Abraham Cohen, security officer at Emmanuel, said he arrived at the scene a few minutes after the explosion.

‘‘The shooting was still going on and shots were fired at my car. I was lucky to get out of my car before it was hit,’’ he said.

Seven people were killed, said Shahar Ayalon, the police commander in the northern West Bank. A military source said 25 people were injured.

Israel blamed the Palestinian Authority for the attack.

‘‘Israeli civilians continue to be the choice targets of Palestinian terrorists,’’ said David Baker, a spokesman for the government, calling the attack ‘‘further proof that the Palestinian Authority considers terrorism a primary mode of operation.’’

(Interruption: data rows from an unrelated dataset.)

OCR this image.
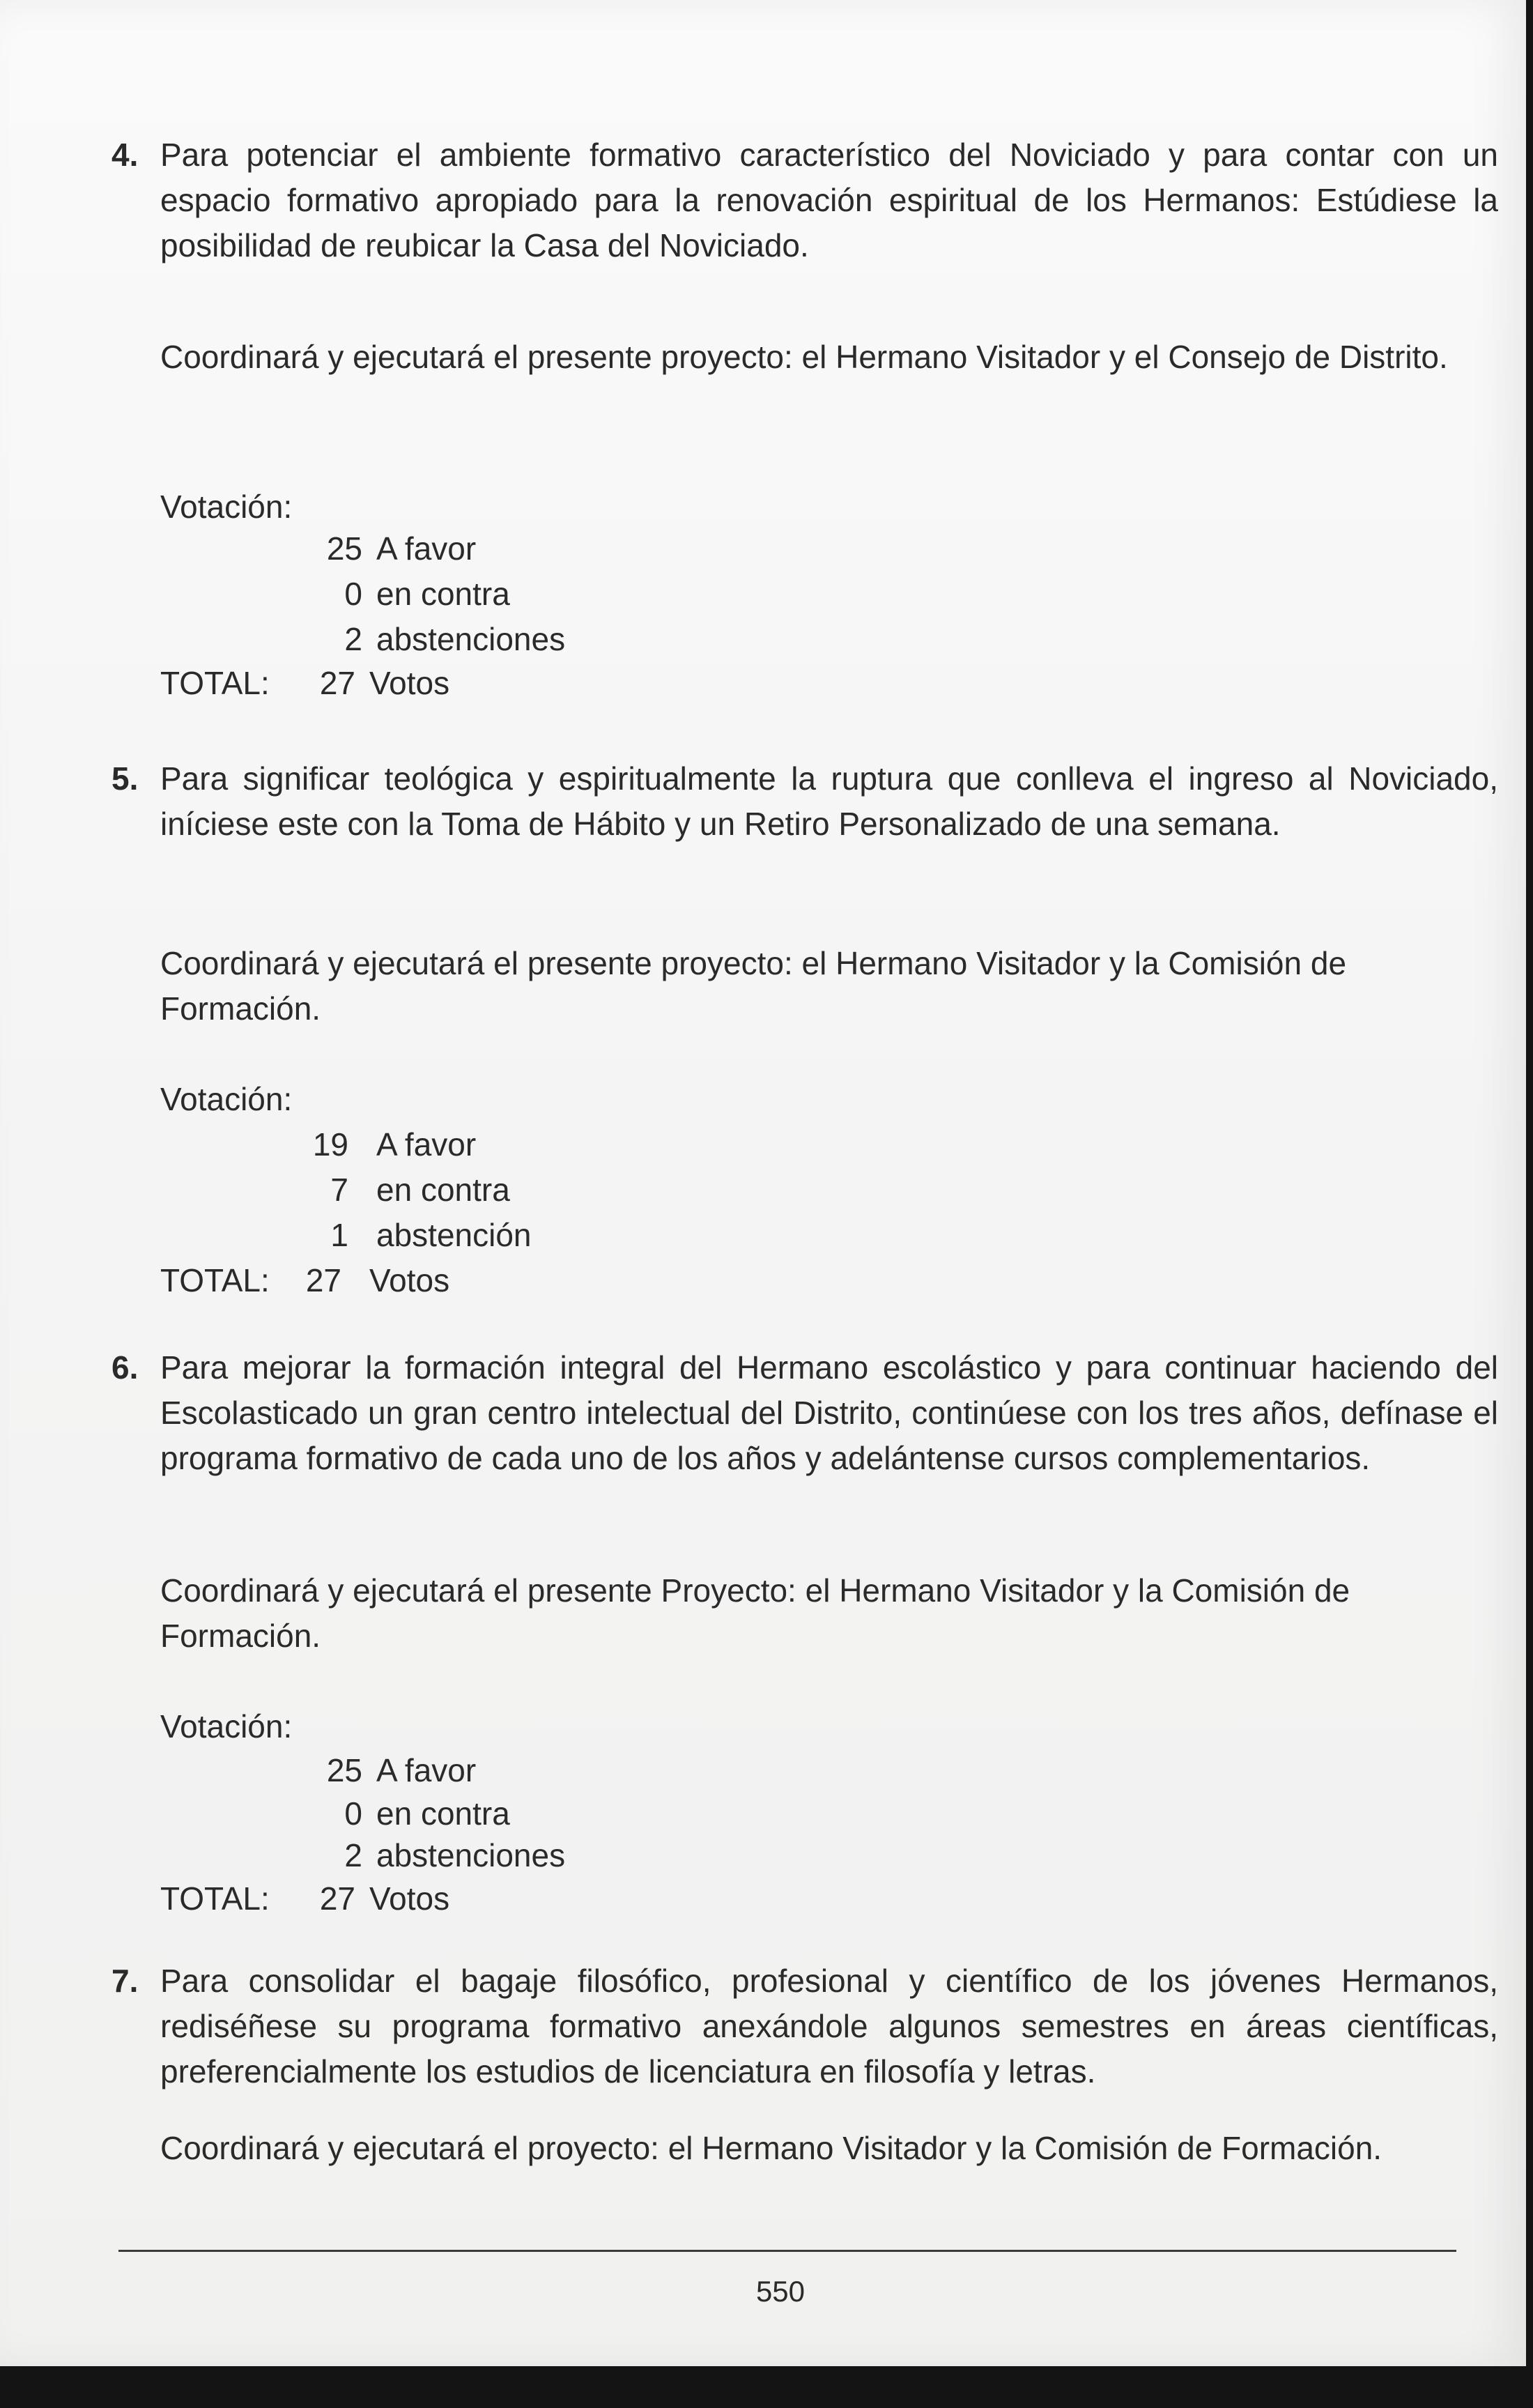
4. Para potenciar el ambiente formativo característico del Noviciado y para contar con un espacio formativo apropiado para la renovación espiritual de los Hermanos: Estúdiese la posibilidad de reubicar la Casa del Noviciado.

Coordinará y ejecutará el presente proyecto: el Hermano Visitador y el Consejo de Distrito.

Votación:
25 A favor
0 en contra
2 abstenciones
TOTAL:	27 Votos
5. Para significar teológica y espiritualmente la ruptura que conlleva el ingreso al Noviciado, iníciese este con la Toma de Hábito y un Retiro Personalizado de una semana.

Coordinará y ejecutará el presente proyecto: el Hermano Visitador y la Comisión de Formación.

Votación:
19 A favor
7 en contra
1 abstención
TOTAL:	27 Votos
6. Para mejorar la formación integral del Hermano escolástico y para continuar haciendo del Escolasticado un gran centro intelectual del Distrito, continúese con los tres años, defínase el programa formativo de cada uno de los años y adelántense cursos complementarios.

Coordinará y ejecutará el presente Proyecto: el Hermano Visitador y la Comisión de Formación.

Votación:
25 A favor
0 en contra
2 abstenciones
TOTAL:	27 Votos
7. Para consolidar el bagaje filosófico, profesional y científico de los jóvenes Hermanos, rediséñese su programa formativo anexándole algunos semestres en áreas científicas, preferencialmente los estudios de licenciatura en filosofía y letras.

Coordinará y ejecutará el proyecto: el Hermano Visitador y la Comisión de Formación.

550
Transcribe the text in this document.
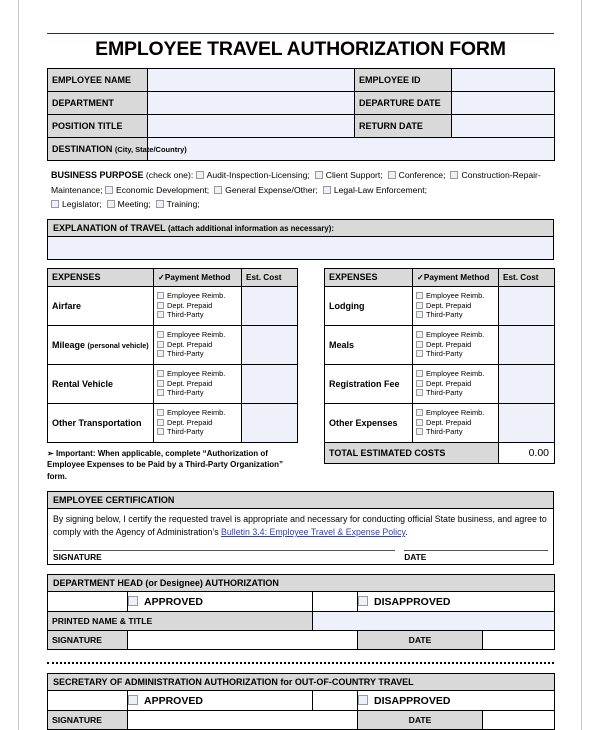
EMPLOYEE TRAVEL AUTHORIZATION FORM
EMPLOYEE NAME		EMPLOYEE ID	
DEPARTMENT		DEPARTURE DATE	
POSITION TITLE		RETURN DATE	
DESTINATION (City, State/Country)			
BUSINESS PURPOSE (check one): Audit-Inspection-Licensing; Client Support; Conference; Construction-Repair-Maintenance; Economic Development; General Expense/Other; Legal-Law Enforcement;
Legislator; Meeting; Training;
EXPLANATION of TRAVEL (attach additional information as necessary):

EXPENSES	✓Payment Method	Est. Cost
Airfare	Employee Reimb.
Dept. Prepaid
Third-Party	

Mileage (personal vehicle)	Employee Reimb.
Dept. Prepaid
Third-Party	

Rental Vehicle	Employee Reimb.
Dept. Prepaid
Third-Party	

Other Transportation	Employee Reimb.
Dept. Prepaid
Third-Party	

➢ Important: When applicable, complete “Authorization of Employee Expenses to be Paid by a Third-Party Organization” form.
EXPENSES	✓Payment Method	Est. Cost
Lodging	Employee Reimb.
Dept. Prepaid
Third-Party	

Meals	Employee Reimb.
Dept. Prepaid
Third-Party	

Registration Fee	Employee Reimb.
Dept. Prepaid
Third-Party	

Other Expenses	Employee Reimb.
Dept. Prepaid
Third-Party	

TOTAL ESTIMATED COSTS		0.00
EMPLOYEE CERTIFICATION
By signing below, I certify the requested travel is appropriate and necessary for conducting official State business, and agree to comply with the Agency of Administration’s Bulletin 3.4: Employee Travel & Expense Policy.
SIGNATURE	DATE
DEPARTMENT HEAD (or Designee) AUTHORIZATION				
	APPROVED		DISAPPROVED	
PRINTED NAME & TITLE				
SIGNATURE			DATE	
SECRETARY OF ADMINISTRATION AUTHORIZATION for OUT-OF-COUNTRY TRAVEL				
	APPROVED		DISAPPROVED	
SIGNATURE			DATE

No reaction was immediately available from the Palestinian Authority. Palestinian officials have said that with Israel in control of most of the cities and towns in the West Bank since last month, their security services are powerless to prevent attacks.

An ambush on a bus in the same area last December killed 11 Israelis. The last attack on Israelis occurred June 20, when a gunman killed five Israelis in the Jewish settlement of Itamar, near Nablus in the north West Bank.

The lull in attacks was widely seen in Israel as evidence that the policy of reoccupying the Palestinian Authorities’ autonomous zones was the best method for preventing further attacks on Israelis.

Emmanuel, a largely ultra-Orthodox settlement, is located between Nablus and the West Bank town of Qalqilya.

Israel’s Channel Two television said the injured were not only from the bus, but from a vehicle that was driving ahead of it.